Als mustergültig sieht er das Stadtarchiv Bärnau, das im Obergeschoss des Kindergartens untergebracht ist. Herr der zwei Archivräume (Magistrat) und des Büros ist der 73-jährige Josef Rösch. Seit 2012 ist er ehrenamtlicher Archivpfleger der Knopfstadt. Auch dort waren die Unterlagen anfangs unübersichtlich auf dem Dachboden des Rathaus untergebracht. Die Akten reichen teils bis zu 500 Jahre zurück. Rösch ist dankbar, dass Bürgermeister Alfred Stier und das Stadtratskollegium die Neueinrichtung des Stadtarchivs sehr positiv unterstützten und die notwendigen Mittel dafür genehmigten. Diese beliefen sich auf rund 10.000 Euro. Das Bärnauer Archiv, das im Obergeschosses über den Kindergarten angesiedelt ist, sei genügend Platz für das Archivgut biete gleichzeitig gute Arbeitsvoraussetzungen, erklärt der ehrenamtliche Stadtarchivar.

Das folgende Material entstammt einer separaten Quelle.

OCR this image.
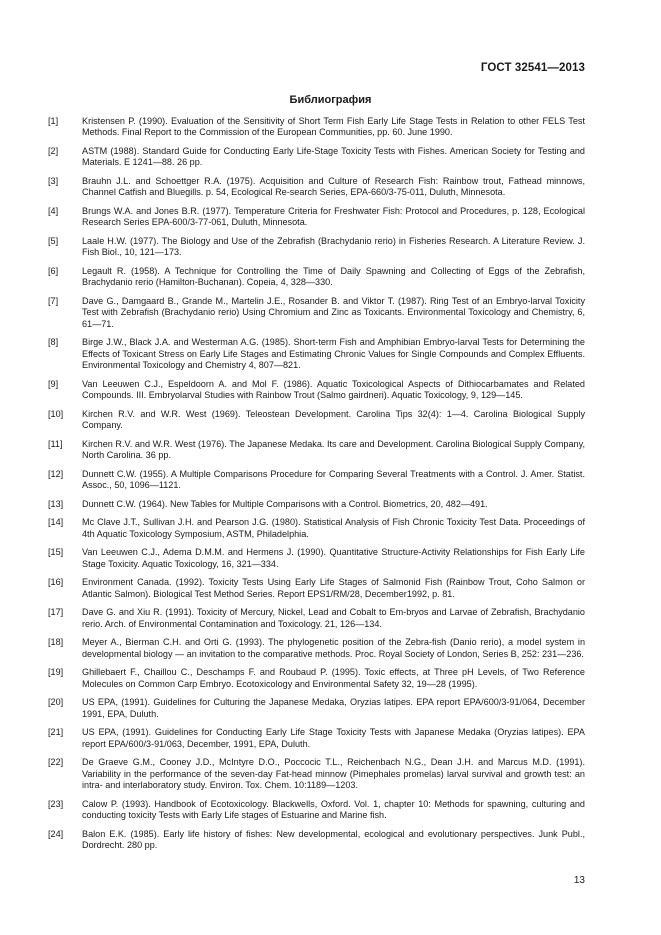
ГОСТ 32541—2013
Библиография
[1]	Kristensen P. (1990). Evaluation of the Sensitivity of Short Term Fish Early Life Stage Tests in Relation to other FELS Test Methods. Final Report to the Commission of the European Communities, pp. 60. June 1990.
[2]	ASTM (1988). Standard Guide for Conducting Early Life-Stage Toxicity Tests with Fishes. American Society for Testing and Materials. E 1241—88. 26 pp.
[3]	Brauhn J.L. and Schoettger R.A. (1975). Acquisition and Culture of Research Fish: Rainbow trout, Fathead minnows, Channel Catfish and Bluegills. p. 54, Ecological Re-search Series, EPA-660/3-75-011, Duluth, Minnesota.
[4]	Brungs W.A. and Jones B.R. (1977). Temperature Criteria for Freshwater Fish: Protocol and Procedures, p. 128, Ecological Research Series EPA-600/3-77-061, Duluth, Minnesota.
[5]	Laale H.W. (1977). The Biology and Use of the Zebrafish (Brachydanio rerio) in Fisheries Research. A Literature Review. J. Fish Biol., 10, 121—173.
[6]	Legault R. (1958). A Technique for Controlling the Time of Daily Spawning and Collecting of Eggs of the Zebrafish, Brachydanio rerio (Hamilton-Buchanan). Copeia, 4, 328—330.
[7]	Dave G., Damgaard B., Grande M., Martelin J.E., Rosander B. and Viktor T. (1987). Ring Test of an Embryo-larval Toxicity Test with Zebrafish (Brachydanio rerio) Using Chromium and Zinc as Toxicants. Environmental Toxicology and Chemistry, 6, 61—71.
[8]	Birge J.W., Black J.A. and Westerman A.G. (1985). Short-term Fish and Amphibian Embryo-larval Tests for Determining the Effects of Toxicant Stress on Early Life Stages and Estimating Chronic Values for Single Compounds and Complex Effluents. Environmental Toxicology and Chemistry 4, 807—821.
[9]	Van Leeuwen C.J., Espeldoorn A. and Mol F. (1986). Aquatic Toxicological Aspects of Dithiocarbamates and Related Compounds. III. Embryolarval Studies with Rainbow Trout (Salmo gairdneri). Aquatic Toxicology, 9, 129—145.
[10]	Kirchen R.V. and W.R. West (1969). Teleostean Development. Carolina Tips 32(4): 1—4. Carolina Biological Supply Company.
[11]	Kirchen R.V. and W.R. West (1976). The Japanese Medaka. Its care and Development. Carolina Biological Supply Company, North Carolina. 36 pp.
[12]	Dunnett C.W. (1955). A Multiple Comparisons Procedure for Comparing Several Treatments with a Control. J. Amer. Statist. Assoc., 50, 1096—1121.
[13]	Dunnett C.W. (1964). New Tables for Multiple Comparisons with a Control. Biometrics, 20, 482—491.
[14]	Mc Clave J.T., Sullivan J.H. and Pearson J.G. (1980). Statistical Analysis of Fish Chronic Toxicity Test Data. Proceedings of 4th Aquatic Toxicology Symposium, ASTM, Philadelphia.
[15]	Van Leeuwen C.J., Adema D.M.M. and Hermens J. (1990). Quantitative Structure-Activity Relationships for Fish Early Life Stage Toxicity. Aquatic Toxicology, 16, 321—334.
[16]	Environment Canada. (1992). Toxicity Tests Using Early Life Stages of Salmonid Fish (Rainbow Trout, Coho Salmon or Atlantic Salmon). Biological Test Method Series. Report EPS1/RM/28, December1992, p. 81.
[17]	Dave G. and Xiu R. (1991). Toxicity of Mercury, Nickel, Lead and Cobalt to Em-bryos and Larvae of Zebrafish, Brachydanio rerio. Arch. of Environmental Contamination and Toxicology. 21, 126—134.
[18]	Meyer A., Bierman C.H. and Orti G. (1993). The phylogenetic position of the Zebra-fish (Danio rerio), a model system in developmental biology — an invitation to the comparative methods. Proc. Royal Society of London, Series B, 252: 231—236.
[19]	Ghillebaert F., Chaillou C., Deschamps F. and Roubaud P. (1995). Toxic effects, at Three pH Levels, of Two Reference Molecules on Common Carp Embryo. Ecotoxicology and Environmental Safety 32, 19—28 (1995).
[20]	US EPA, (1991). Guidelines for Culturing the Japanese Medaka, Oryzias latipes. EPA report EPA/600/3-91/064, December 1991, EPA, Duluth.
[21]	US EPA, (1991). Guidelines for Conducting Early Life Stage Toxicity Tests with Japanese Medaka (Oryzias latipes). EPA report EPA/600/3-91/063, December, 1991, EPA, Duluth.
[22]	De Graeve G.M., Cooney J.D., McIntyre D.O., Poccocic T.L., Reichenbach N.G., Dean J.H. and Marcus M.D. (1991). Variability in the performance of the seven-day Fat-head minnow (Pimephales promelas) larval survival and growth test: an intra- and interlaboratory study. Environ. Tox. Chem. 10:1189—1203.
[23]	Calow P. (1993). Handbook of Ecotoxicology. Blackwells, Oxford. Vol. 1, chapter 10: Methods for spawning, culturing and conducting toxicity Tests with Early Life stages of Estuarine and Marine fish.
[24]	Balon E.K. (1985). Early life history of fishes: New developmental, ecological and evolutionary perspectives. Junk Publ., Dordrecht. 280 pp.
13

Seit sechs Jahren lagern die 8000 Kilogramm Papier in den Räumen des alten Schulhauses. Etwa 30 Stunden im Monat arbeitet er ehrenamtlich im Archiv. Wünschenswert wäre laut Treml, wenn alle Gemeinden so "nachziehen".

Hintergrund:

Schularchive

Außerdem schnitt Archivdirektorin Maria Rita Sagstetter auch die Auflösung der Schularchive an. Früher seien diese zweitrangig behandelt worden. Seit einiger Zeit sei aber auch das Staatsarchiv für staatliche Schulen zuständig. Eine besondere Schwierigkeit stellt dabei der Datenschutz dar. Die Archivierungsvereinbarung von 2016 sieht vor, dass die Schulen alle unterlagen von vor 1950 anbieten können sowie Unterlagen nach 1950, die bekannte, „auffällige“ Schüler betreffen. „Wir müssen natürlich eine Auswahl treffen“, betont Sagstetter zum räumlichen und arbeitsintensiven Aufwand. Allerdings gebe es fünf „Musterschulen“ aus dem Landkreis Tirschenreuth, die ihre kompletten Unterlagen dem Staatsarchiv anbieten müssen. Diese sind die Grundschulen Wiesau und Plößberg, die Johann-Andreas-Schmeller-Mittelschule Tirschenreuth, die Knabenrealschule Waldsassen und das Stiftland-Gymnasium Tirschenreuth.